Thanks for any help!

Please could someone explain how you can have an expected value for one item of data? For example in the textbook it says that for the weights of 25 apples, X1 , X2 , X3 etc. each observation has a mean mu and standard deviation 4. But how can X1 for example have a mean when it's only one item?

(my understanding is that it's one item, but I may be wrong...)

Thanks for any help!

Generally speaking a capital letter denotes an r.v, and a lower case the observed value, the $X_i$'s will be i.i.d.r.vs themselves.
Wikipedia has a brief page on it, but it isn't very clear.

Please could someone explain how you can have an expected value for one item of data? For example in the textbook it says that for the weights of 25 apples, X1 , X2 , X3 etc. each observation has a mean mu and standard deviation 4. But how can X1 for example have a mean when it's only one item?

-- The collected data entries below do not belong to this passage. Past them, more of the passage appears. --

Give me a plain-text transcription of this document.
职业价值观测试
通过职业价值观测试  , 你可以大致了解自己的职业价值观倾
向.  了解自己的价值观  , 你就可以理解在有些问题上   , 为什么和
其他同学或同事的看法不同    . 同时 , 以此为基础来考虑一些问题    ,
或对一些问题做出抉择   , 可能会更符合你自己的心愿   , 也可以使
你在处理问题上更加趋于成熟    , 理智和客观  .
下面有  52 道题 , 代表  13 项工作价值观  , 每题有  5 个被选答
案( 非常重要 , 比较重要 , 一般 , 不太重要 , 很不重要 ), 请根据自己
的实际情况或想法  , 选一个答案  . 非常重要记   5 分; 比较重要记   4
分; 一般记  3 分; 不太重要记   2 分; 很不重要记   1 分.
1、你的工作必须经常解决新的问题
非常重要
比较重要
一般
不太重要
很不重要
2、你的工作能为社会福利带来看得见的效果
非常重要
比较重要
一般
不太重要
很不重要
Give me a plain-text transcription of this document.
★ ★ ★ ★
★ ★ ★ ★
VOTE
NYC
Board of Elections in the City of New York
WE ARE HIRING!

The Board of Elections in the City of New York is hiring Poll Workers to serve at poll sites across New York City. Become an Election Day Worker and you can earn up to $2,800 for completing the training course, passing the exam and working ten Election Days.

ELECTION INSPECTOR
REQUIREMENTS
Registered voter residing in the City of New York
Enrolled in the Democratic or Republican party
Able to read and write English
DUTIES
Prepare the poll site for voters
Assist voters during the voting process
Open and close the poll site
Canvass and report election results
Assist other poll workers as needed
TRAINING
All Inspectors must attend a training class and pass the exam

(my understanding is that it's one item, but I may be wrong...)

Thanks for any help!

They are random variables, so I could say: Let $X_1$ be the random variable "weight of apple 1", this is a legitimate random variable with a mean and a standard deviation. We don't know the actual weight of apple 1, but we do have its mean weight and the standard deviation of its weight. I'm not sure if I'm being helpful at all, actually... it's hard to put it into words.

It's very easy to slip into bad habits in the use of language and I'm afraid it affects statistics as much as any human endeavor...

So, let's think about what you do when you draw a sample from an underlying population. You assume that the underlying population is fixed and that it has a number of characteristics that are of interest and which we want to know about; It has a mean, a standard deviation, a mode, a median etc etc.

We typically estimate these population parameters by drawing a sample from the population and measuring something about the sample; the sample mean, standard deviation, mode, median...We then use a bit of hocus-pocus to quantify how uncertain are these sample based estimates of the population parameters.

A sample can be any size you wish. It can even be of size one. If it is of size one, then it's a fairly blunt instrument and will give only very imprecise estimates of the population parameters such as the mean, median and mode. It won't even give you an estimate of the population standard deviation as you can't calculate a sample standard deviation. But it's still a sample and still carries some information about the underlying population.

But now let's turn things on their head. Suppose you know all about the underlying population - suppose it's normal with mean 5 and standard deviation 1. Then you know what to expect if you draw a sample from that population; the sample mean and the sample standard deviation should be close to the population mean and the population standard deviation. You know what to expect even if the sample is of size one; your best guess at the value of the next element you draw from the population will be 5. That is its expected value.

So, each individual observation has an expected value. It even has an expected value of its absolute deviation from the population mean. It doesn't have a standard deviation on its own.

Any clearer?

Also, please could you explain when you would use, for example, Var(6X) over 6Var(X)?

I'm not sure I know what you mean. . .

I hope Gregorius' and Zacken's posts has cleared up what I could not explain very well at all, so didn't really try.

For example, if you have Var(X1+X2), the variances are added. But if you have Var(2X1), the variance becomes 4Var(X1). So if X1 and X2 have the same distribution, then why are the variances different when you have two lots of X1, compared to having X1+X2?

Looking back at what you said I just realised I didn't read the first bit about upper and lower case letters. Now that I have it's honestly helped a lot

Sorry I just realised I was being vague...

For example, if you have Var(X1+X2), the variances are added. But if you have Var(2X1), the variance becomes 4Var(X1). So if X1 and X2 have the same distribution, then why are the variances different when you have two lots of X1, compared to having X1+X2?